Work one lens at a time and zoom in before brushing. Tight, accurate strokes that cover only the bright patch give the AI more real detail to copy, so the rebuilt eye matches the face. When only one lens has glare, the clear eye acts as a reference and results look most natural. For heavy reflections that wash out the entire lens, expect a fuller synthesized eye and sanity-check iris color, gaze direction, and pupil size against the original. If the first pass looks off, undo and re-brush a slightly smaller area rather than a larger one. For ID shots, confirm the final image still meets the rule of a neutral expression and no visible reflection before you submit it.

Frequently asked questions

Can it really rebuild the eye hidden behind the glare?
It reconstructs a plausible eye, not the literal hidden pixels. A bright reflection destroys the detail underneath, so the AI synthesizes a natural-looking eye from the rest of the face and the clearer eye. Results are strongest when only one lens is affected; review iris position and symmetry before saving.
Is Magic Eraser free to start?
Yes.

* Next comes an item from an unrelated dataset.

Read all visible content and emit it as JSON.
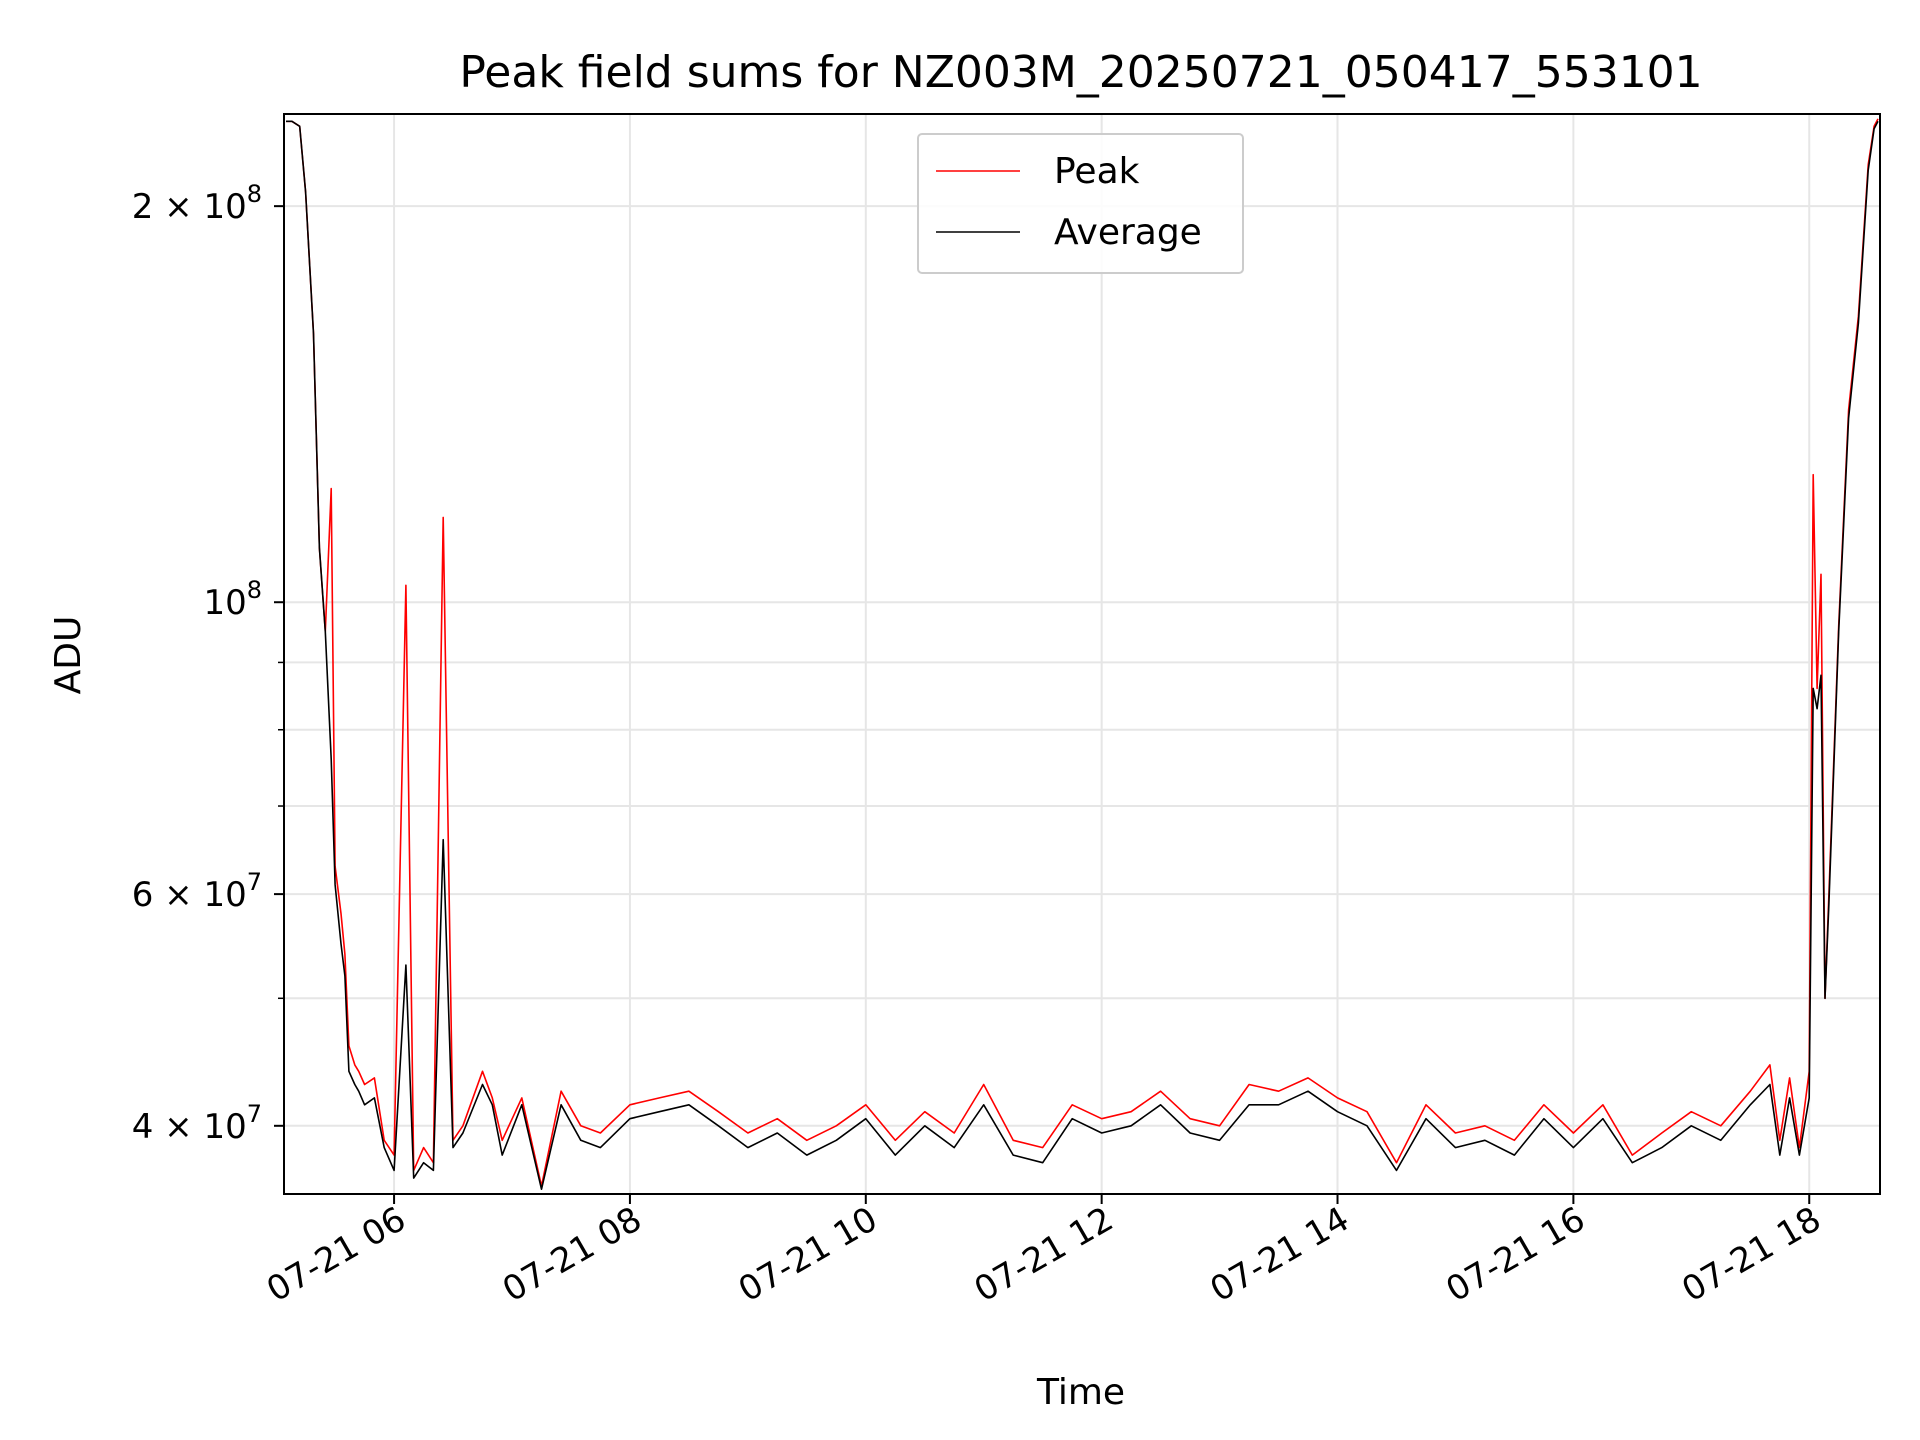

Magic Eraser has a free tier on web, iOS, and Android, and exports come without a watermark, so you can clean up lens glare and check the result before deciding on anything more.
Will it work for a strict passport or ID photo?
It can remove the reflection many ID rules forbid and rebuild a clear eye, which often makes a borderline photo usable. Because the eye is reconstructed, double-check that the final image still meets your country's requirements for expression and no glare before submitting.